Of course, everyone knew that going into the trial.
Special counsel Robert Mueller was assigned to investigate “any links and/or coordination between the Russian government and individuals associated with the campaign of President Donald Trump.” Mueller’s authority also covered “any matters that arose or may arise directly from the investigation,” plus any issues that might involve obstruction of the investigation. Prosecutors said before the trial that they would not mention the word “Russia” at all during the proceedings, and that was pretty much the case. They also barely mentioned the name Trump, although it came up briefly in the charges that Manafort gave a Chicago banker a spot on a Trump campaign advisory board in exchange for approving an iffy loan.
Mueller did not allege any links and/or coordination between the Russian government and individuals associated with the Trump campaign, and none were revealed at the trial.

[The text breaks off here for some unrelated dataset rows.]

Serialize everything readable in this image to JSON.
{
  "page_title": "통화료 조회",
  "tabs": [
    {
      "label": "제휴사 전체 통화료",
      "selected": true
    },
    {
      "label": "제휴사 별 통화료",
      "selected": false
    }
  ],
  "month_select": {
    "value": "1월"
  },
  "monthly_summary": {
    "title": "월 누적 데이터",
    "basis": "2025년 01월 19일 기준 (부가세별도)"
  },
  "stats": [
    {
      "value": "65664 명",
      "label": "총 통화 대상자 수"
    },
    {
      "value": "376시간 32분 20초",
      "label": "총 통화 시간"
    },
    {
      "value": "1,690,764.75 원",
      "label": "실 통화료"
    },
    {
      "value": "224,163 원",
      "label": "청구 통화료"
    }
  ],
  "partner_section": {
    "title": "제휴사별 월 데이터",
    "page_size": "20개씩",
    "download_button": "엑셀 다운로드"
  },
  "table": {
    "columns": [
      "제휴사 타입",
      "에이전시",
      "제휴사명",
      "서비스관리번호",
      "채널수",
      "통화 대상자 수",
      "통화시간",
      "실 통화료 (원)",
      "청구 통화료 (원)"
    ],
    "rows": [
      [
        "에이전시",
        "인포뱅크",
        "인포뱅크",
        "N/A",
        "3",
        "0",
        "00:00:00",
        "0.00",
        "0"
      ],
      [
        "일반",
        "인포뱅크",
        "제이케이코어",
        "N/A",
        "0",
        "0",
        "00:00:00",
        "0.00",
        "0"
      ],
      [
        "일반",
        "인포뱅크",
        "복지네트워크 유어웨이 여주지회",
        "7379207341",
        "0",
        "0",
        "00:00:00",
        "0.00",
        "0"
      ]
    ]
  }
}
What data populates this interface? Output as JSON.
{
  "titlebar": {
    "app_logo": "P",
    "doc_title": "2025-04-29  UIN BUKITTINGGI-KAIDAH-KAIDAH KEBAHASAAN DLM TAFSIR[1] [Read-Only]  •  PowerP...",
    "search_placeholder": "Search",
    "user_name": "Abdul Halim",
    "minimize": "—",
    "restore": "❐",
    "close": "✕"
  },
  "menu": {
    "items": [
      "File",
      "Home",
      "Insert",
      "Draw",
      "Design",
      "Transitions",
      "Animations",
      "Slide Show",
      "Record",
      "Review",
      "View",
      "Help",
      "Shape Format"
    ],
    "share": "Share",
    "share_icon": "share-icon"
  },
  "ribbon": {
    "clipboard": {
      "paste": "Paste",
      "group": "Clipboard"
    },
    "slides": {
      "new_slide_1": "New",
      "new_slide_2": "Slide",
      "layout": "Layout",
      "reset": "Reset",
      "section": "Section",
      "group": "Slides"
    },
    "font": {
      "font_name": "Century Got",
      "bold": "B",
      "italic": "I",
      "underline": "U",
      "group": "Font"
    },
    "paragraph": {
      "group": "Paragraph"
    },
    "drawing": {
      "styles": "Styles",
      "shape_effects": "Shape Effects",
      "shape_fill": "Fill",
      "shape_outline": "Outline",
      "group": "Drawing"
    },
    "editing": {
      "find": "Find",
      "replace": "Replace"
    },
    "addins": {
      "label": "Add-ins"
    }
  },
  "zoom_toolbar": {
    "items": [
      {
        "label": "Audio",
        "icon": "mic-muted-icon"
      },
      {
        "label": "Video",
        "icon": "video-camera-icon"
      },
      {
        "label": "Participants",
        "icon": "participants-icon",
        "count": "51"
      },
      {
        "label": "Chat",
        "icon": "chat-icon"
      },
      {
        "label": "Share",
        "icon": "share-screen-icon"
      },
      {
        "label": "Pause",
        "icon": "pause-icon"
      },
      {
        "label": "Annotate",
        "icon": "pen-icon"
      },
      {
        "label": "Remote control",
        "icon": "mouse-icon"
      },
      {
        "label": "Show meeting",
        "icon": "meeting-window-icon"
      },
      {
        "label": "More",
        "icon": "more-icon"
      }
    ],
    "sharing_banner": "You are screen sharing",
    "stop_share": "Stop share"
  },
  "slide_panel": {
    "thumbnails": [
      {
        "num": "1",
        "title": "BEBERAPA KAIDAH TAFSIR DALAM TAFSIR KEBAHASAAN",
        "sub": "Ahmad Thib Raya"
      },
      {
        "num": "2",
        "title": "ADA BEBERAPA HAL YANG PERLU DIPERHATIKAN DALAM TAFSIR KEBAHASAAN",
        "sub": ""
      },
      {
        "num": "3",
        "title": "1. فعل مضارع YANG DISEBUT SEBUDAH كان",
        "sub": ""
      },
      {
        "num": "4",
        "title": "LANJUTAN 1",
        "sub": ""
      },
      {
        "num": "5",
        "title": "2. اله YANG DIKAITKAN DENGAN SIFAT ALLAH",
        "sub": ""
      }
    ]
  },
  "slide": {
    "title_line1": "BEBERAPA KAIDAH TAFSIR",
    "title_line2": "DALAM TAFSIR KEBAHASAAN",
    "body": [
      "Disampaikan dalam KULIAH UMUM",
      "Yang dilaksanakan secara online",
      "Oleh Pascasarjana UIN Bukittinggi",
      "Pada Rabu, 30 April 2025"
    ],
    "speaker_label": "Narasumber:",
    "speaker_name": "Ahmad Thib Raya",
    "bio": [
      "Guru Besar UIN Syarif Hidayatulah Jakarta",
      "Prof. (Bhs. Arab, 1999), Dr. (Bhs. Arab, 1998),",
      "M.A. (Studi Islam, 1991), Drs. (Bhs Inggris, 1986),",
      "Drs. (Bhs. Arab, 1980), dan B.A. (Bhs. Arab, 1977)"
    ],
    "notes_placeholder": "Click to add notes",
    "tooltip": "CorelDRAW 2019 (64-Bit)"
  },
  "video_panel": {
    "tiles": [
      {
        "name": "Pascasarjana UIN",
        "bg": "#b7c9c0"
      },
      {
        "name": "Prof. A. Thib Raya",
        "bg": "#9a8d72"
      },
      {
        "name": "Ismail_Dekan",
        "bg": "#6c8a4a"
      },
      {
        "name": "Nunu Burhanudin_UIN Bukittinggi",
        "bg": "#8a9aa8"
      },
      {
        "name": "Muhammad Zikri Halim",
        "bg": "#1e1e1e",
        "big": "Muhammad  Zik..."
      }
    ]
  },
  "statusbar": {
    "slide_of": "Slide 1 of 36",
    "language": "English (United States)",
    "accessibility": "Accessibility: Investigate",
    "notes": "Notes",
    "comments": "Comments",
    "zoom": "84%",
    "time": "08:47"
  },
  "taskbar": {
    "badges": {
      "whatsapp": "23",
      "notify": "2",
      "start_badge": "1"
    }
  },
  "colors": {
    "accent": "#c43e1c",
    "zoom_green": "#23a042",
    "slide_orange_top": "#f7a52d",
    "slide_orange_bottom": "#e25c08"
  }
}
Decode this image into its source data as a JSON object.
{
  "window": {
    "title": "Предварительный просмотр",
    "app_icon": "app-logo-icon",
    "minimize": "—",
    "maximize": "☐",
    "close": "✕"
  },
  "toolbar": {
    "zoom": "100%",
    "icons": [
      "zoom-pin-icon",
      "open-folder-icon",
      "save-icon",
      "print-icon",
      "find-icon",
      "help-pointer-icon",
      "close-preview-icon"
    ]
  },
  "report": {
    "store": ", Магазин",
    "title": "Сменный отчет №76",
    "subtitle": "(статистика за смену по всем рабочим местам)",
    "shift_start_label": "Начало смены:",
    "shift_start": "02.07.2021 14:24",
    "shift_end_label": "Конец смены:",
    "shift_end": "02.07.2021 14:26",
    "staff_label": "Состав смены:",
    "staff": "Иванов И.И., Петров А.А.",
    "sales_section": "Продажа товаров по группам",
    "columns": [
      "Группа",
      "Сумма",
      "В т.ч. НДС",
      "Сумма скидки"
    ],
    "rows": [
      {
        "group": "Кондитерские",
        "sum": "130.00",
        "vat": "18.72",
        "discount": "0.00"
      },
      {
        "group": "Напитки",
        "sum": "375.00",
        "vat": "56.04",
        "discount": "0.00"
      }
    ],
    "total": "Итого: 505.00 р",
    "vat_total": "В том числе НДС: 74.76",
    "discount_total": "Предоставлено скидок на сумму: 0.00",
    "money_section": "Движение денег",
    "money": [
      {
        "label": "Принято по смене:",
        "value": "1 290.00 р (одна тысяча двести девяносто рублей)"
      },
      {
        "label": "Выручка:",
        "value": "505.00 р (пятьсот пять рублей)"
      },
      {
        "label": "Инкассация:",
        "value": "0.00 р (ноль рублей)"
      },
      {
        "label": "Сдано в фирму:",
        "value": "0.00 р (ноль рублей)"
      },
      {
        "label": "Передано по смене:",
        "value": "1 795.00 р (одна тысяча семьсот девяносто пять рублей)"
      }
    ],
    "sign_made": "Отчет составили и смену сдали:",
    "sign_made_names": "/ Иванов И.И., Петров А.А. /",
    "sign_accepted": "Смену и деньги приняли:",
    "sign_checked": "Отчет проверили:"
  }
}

That’s not to say the public did not learn anything from the Manafort trial. Indeed, if nothing else, outsiders got a glimpse into what Washington influence peddlers have gotten away with for decades. Manafort was convicted of shady dealing going back a long way. His behavior had been examined by the Obama Justice Department, which took no action against him. It was only because Manafort hooked up with Trump, and Trump then won the White House, and Democrats then pushed a Trump-Russia narrative to hobble the new president, and Trump then fired the director of the FBI — only through all of those circumstances — that Manafort got caught and his foreign money schemes exposed.